The total cost of ownership
While the upfront cost of electric vehicles may be higher, the total cost of ownership over the vehicle’s lifetime tends to be lower due to reduced fuel and maintenance expenses.
“EVs require less maintenance than traditionally fuelled vehicles, thanks to them having fewer parts, mitigating the risk of expensive downtime,” Matthew Walters, head of consultancy services and customer value at LeasePlan UK says.
The standard approach to TCO is to use the Worldwide Harmonised Light Vehicles Test Procedure — a global standard for determining the levels of pollutants, CO₂ emissions and fuel consumption of traditional and hybrid cars, as well as the range of fully electric vehicles.

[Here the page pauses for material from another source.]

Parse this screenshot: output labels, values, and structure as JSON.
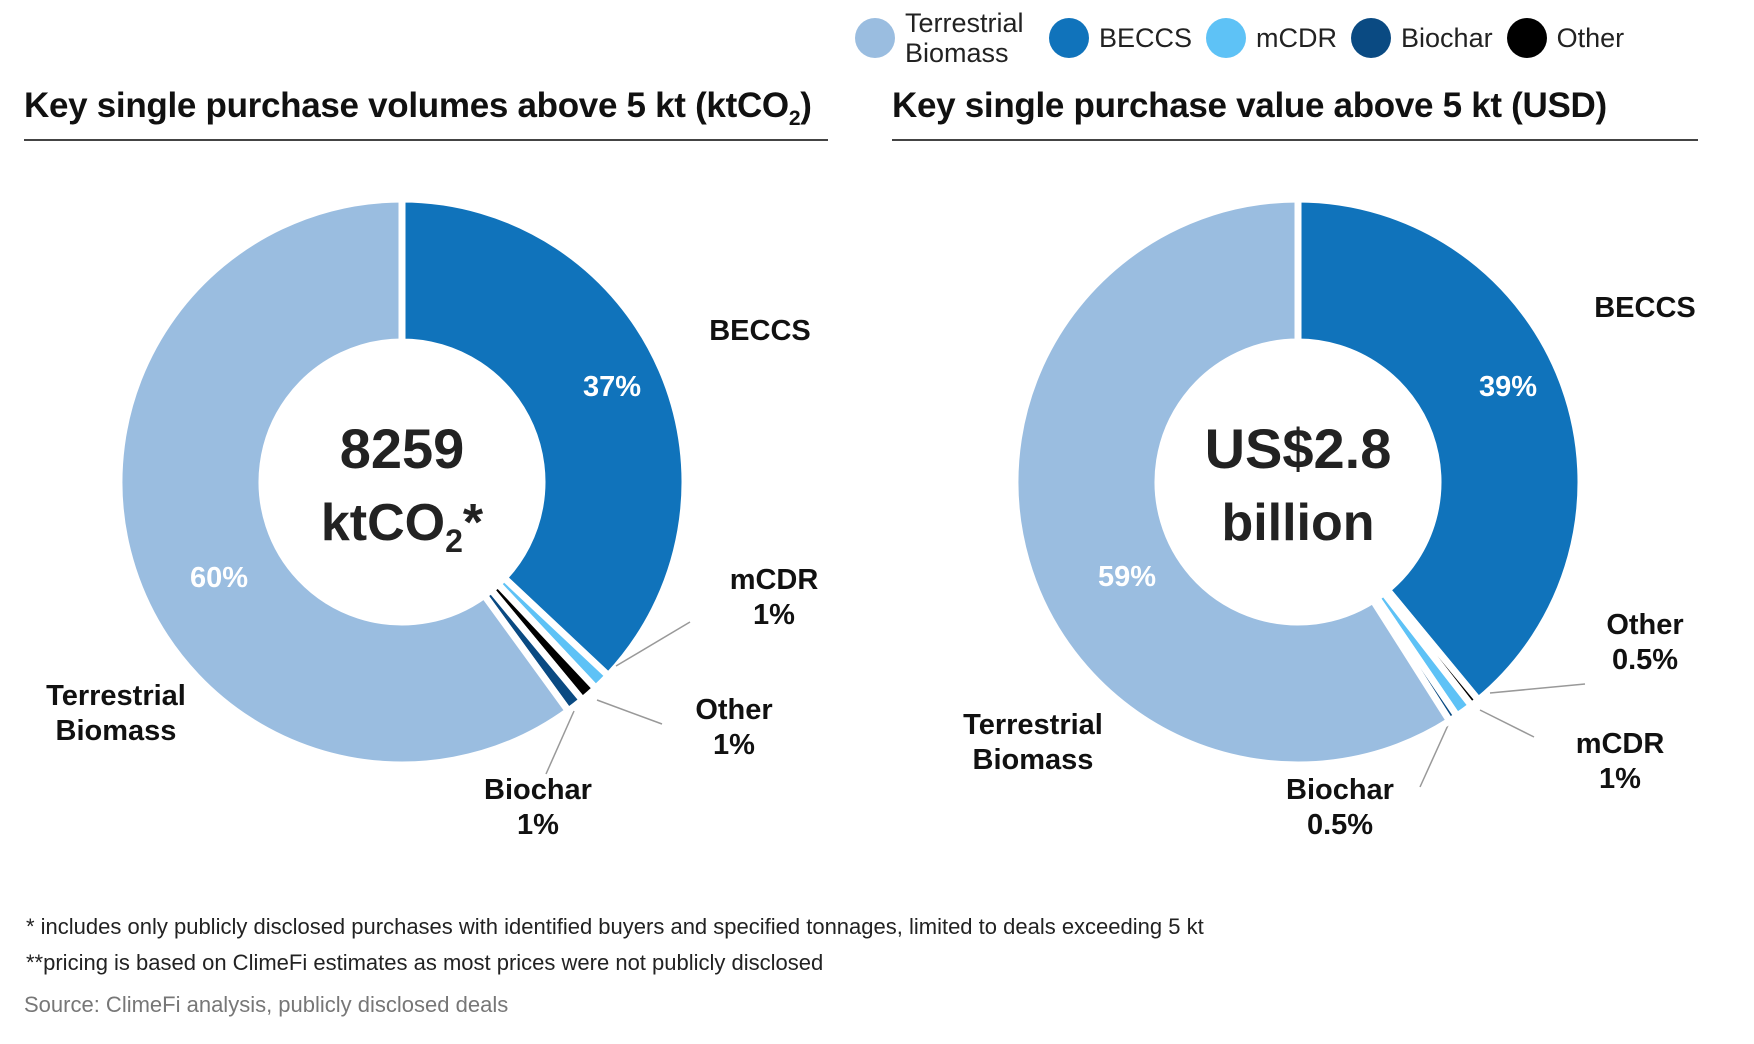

But Watts says the number businesses should focus on is the worst-case scenario number, which in the case of an operational fleet is winter fully loaded. This, Watts says, will ensure the vehicles are fit for purpose throughout the year.
In principle, ICE vehicles should have a greater frequency of mechanical failure than EVs and that has a cost to the business of suddenly being off the road and whether that is KPIs you are missing, sales, productivity, renting another temporary vehicle.
But there is a flipside to EVs as it stands right now, says Watts. “Because of the immaturity of the repair market there is every chance the EV will be off the road less frequently but there is a reasonable chance that when it is off the road it is off the road for that little bit longer,” he says.